One other thing that sticks in my mind about one of these parades was a contingent of Air Born Troops some of them were riding very small Motor Bikes which they quite often dismounted and carried them on their backs.


There was great excitement in our house one day. The postman arrived with a big brown box which was marked “Red Cross”. This was sent to my mother by her brother Paul Furniss who lived in Australia. When my mother opened it we found a whole host of goodies inside. All imperishable foods, jar of honey, box of nuts, dried fruits, chocolate and many other wondrous things.

My mother’s brother, Paul was, like her brought up with a Theatrical background. He lived in Sydney Australia and founded the “Four Arts Theatre Club” which did a great deal for members of the Armed Forces in Australia who were given leave for a bit of rest and relaxation. Many of them were sent home after being injured during the battles.

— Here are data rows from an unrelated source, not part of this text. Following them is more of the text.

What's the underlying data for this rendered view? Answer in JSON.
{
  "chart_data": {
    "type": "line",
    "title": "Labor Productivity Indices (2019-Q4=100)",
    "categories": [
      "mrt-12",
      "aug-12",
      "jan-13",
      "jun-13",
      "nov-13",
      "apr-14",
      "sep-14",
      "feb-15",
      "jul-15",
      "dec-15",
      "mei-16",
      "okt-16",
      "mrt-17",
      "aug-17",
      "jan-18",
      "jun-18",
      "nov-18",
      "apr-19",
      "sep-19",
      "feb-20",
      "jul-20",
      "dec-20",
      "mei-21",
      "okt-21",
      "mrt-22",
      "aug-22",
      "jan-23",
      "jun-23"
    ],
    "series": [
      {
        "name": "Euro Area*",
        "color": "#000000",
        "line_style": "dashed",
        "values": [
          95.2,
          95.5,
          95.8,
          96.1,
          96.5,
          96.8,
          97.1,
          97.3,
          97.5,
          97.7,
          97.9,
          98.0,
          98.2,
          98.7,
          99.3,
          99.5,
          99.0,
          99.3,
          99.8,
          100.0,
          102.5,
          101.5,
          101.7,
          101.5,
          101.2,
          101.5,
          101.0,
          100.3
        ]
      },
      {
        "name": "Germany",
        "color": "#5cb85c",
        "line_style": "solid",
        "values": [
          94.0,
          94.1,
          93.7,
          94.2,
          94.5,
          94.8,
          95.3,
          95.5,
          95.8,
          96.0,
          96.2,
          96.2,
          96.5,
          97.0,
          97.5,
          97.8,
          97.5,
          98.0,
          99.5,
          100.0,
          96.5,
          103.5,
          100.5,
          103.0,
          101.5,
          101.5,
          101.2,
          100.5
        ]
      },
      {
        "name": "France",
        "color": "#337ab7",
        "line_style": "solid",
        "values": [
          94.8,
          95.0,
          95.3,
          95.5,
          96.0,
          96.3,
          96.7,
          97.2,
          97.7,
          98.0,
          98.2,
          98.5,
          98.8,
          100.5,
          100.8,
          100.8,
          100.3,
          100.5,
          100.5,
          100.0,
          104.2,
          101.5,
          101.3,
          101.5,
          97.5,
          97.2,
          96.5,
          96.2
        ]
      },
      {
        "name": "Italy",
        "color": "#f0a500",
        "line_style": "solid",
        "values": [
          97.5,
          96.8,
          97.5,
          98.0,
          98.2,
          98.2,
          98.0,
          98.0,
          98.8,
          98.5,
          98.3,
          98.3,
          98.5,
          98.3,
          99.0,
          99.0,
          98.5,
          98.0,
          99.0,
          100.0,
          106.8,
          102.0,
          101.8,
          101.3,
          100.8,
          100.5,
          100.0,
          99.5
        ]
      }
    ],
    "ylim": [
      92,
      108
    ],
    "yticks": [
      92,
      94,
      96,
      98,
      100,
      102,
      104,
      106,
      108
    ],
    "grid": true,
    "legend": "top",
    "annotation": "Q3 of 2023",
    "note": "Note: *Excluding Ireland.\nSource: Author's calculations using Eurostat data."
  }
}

When my Uncle died, because of the work he did for service men and women his work was recognised by the Military and he was given a near Military funeral.


As children we went to school at St. Vincent’s, Solly Street. To get to school we had to go past a number of derelict buildings. These were old industrial buildings in the main but there was an old Pub on the corner and further down a redundant Anglican Church, corner of Garden Street and right next door to the St. Vincent’s Presbytery.
During the war these old building were used by the army for training purposes. To make the exercises more realistic they fired blanks from their guns and there was much banging from large firework things called ‘thunder flashes’. A little later in the day a canteen arrived and each soldier was given two thick slices of bread, a wedge of cheese and a large piece of fruit cake. They also held out their “discie” in which was poured a measure of tea.

After the soldiers had gone we went around the building collecting the spent cartridges up. We also found a number of unfired bullets so we put them in a crack in the wall. We found a piece of wood with a nail in it; we placed the nail against the bottom of the bullet and hit it with a brick causing the bullet to explode. We thought this was great fun.

Some of the soldiers were billeted in an old rather large Victorian house in Hanover Street across from St. Andrews Presbyterian Church. The kitchen of the house had been adapted into a wash room with two rows of wash hand basins placed back to back.

On the night of the “Blitz” one of the Priest from St. Vincent’s went down to the Church to remove the Blessed Sacrament and Chalices from the Tabernacle. He had only been gone from the Church a few minutes when it received a direct hit and the whole of the chancel and the sacristy was very badly damaged. Until such time as the Church could be rebuilt, services were held in the Church Hall. Also demolished was the Catholic Men’s Club in the Church grounds.

Across the road from us lived the Vickers family. Mother, grandmother and son Roy, Mr. Vickers was in the army. One day we saw Mr. Vickers coming home. He had on an Australian type hat where one side was turned up. He was seen coming alone Filey Street with his great coat on with his kit bag on his shoulder and very large bunch of bananas as though they had just been cut from the tree. The Vickers family suddenly found themselves to be very popular with all the kids around there.

In 1945 I was taken into the Children’s Hospital for investigation of a kidney complaint. On the day in question I was sedated and taken down to theatre for the investigation to be carried out. When I came back from theatre and had come round from the anaesthetic I was told that the war was over. “Yes” I said I know that. “Oh! No” they said, the war with the Japanese. They had dropped the ‘A’ bomb on Hiroshima.

I remember one day when we went into Town and were amongst a great crowd of people there to greet the Prime Minister, Mr. Churchill.